How Long’s the Line? Queues App Wins 2020 InVenture Prize

Queues tracks up-to-the-minute wait times at campus dining locations, an idea that won the student inventors $20,000 and a spot in CREATE-X's Startup Launch this summer.
Team Queues with the first-place trophy after winning the 2020 InVenture Prize competition. (Photo: Christopher Moore)

Team Queues with the first-place trophy after winning the 2020 InVenture Prize competition. (Photo: Christopher Moore)

An app that helps students find the shortest route to their next meal on campus has taken top prize at the 2020 InVenture Prize at Georgia Tech.

The inventors of Queues won $20,000 in prize money sponsored by TDK, help filing a patent, and a spot this summer in the CREATE-X Startup Launch program. Through a partnership with food service vendor Aramark, the app provides up-to-the-minute wait times at Georgia Tech restaurants.

“We are so grateful to all of our fans, to CREATE-X, to InVenture Prize. We’ve had so much support along the way,” said co-founder Samuel Porta. “We are so honored to be this year’s winners.”

Queues was created by computer science majors Sohan Choudhury, Jarod Schneider, Michael Verges, and Porta, plus industrial and systems engineering major Akshay Patel. They comprised one of the bigger teams among the finalists, but Porta said the budding startup needs to grow — fast: They’re on the verge of expanding to three other college campuses in the southeast served by Aramark. That expansion will mean almost 100,000 additional students with access to the Queues app.

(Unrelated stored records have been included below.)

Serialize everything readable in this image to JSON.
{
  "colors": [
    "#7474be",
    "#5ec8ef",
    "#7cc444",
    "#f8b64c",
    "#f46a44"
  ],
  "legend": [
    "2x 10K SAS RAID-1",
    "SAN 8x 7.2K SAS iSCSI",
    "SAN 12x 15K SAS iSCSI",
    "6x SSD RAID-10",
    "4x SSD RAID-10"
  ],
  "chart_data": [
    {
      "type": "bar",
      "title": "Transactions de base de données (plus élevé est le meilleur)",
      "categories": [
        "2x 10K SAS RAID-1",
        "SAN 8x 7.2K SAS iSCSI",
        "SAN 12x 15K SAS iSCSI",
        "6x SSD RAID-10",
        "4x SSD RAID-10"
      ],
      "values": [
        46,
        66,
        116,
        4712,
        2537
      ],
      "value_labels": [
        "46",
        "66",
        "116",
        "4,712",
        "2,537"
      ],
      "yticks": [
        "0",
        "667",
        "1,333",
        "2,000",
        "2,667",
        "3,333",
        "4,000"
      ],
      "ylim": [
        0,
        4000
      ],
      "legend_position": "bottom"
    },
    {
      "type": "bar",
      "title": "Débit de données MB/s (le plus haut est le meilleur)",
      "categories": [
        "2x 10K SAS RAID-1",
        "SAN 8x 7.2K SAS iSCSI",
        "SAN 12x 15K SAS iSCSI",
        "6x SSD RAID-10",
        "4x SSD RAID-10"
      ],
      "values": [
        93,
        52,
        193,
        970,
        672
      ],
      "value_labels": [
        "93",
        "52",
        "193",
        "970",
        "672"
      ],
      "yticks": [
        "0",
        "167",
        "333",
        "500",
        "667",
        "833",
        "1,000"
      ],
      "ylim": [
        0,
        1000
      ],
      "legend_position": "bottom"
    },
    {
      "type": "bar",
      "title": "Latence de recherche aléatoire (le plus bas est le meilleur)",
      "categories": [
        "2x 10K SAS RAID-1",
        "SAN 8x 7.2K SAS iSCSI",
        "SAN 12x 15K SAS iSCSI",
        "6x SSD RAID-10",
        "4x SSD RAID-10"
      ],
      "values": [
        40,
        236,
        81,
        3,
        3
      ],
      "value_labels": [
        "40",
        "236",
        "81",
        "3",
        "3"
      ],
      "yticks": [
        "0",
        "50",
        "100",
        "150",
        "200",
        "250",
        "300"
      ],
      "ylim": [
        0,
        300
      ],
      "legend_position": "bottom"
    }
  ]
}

“It’s a great milestone. Everyone has been putting in so much effort. Everyone is so committed to this,” Porta said. “I’m so grateful to have such a great team, because really, without this team, [Queues] wouldn’t be a thing.”

Queues asks users to share how long they waited to order at campus restaurants, through a smartphone app or through tablets at the end of lines. Already, the team is processing more than 5,000 responses per month from dining spots across Georgia Tech.

For the restaurants, Queues’ custom algorithm promises a clearer picture of the ebbs and flows of customer demand, allowing them to have the right number of employees and to prep the right amount of food at the right times.

Second place in this year’s competition and $10,000 went to Aerodyme, a self-deploying attachment for tractor-trailers that cuts drag and boosts fuel economy by 5%.

“This is just the beginning for us,” said Tyler Boone, co-founder of Aerodyme and a mechanical engineering major. “We’ve made so much progress. We’re going to continue that momentum and get this thing tested, validated, and on every truck in America.”

The $5,000 People’s Choice Award, chosen by the live audience and viewers at home and sponsored by the Georgia Center of Innovation for Manufacturing, went to Canary. They created a review site for internships and co-op placements.

“We’re a platform that’s made possible by people talking about their internships to other people, so the fact that we got the People’s Choice Award, we find very fitting,” said Sims Pettway, the mechanical engineering major who created Canary alongside computer engineering major Stephen Ralph Jr. and computer science major Noah Waldron.

The televised competition is the culmination of months of preparations and winnowing the field of dozens to six final teams. They each faced a panel of three entrepreneurs — all Georgia Tech alumni — live on Georgia Public Broadcasting to make their pitch.

“This past month, we’ve put countless hours into InVenture — as have all the other teams — but we wouldn’t be here without Georgia Tech’s guidance and all the services they provided us,” said Queues’ Choudhury. “We’re just super happy to be here and have the opportunity to be part of this.”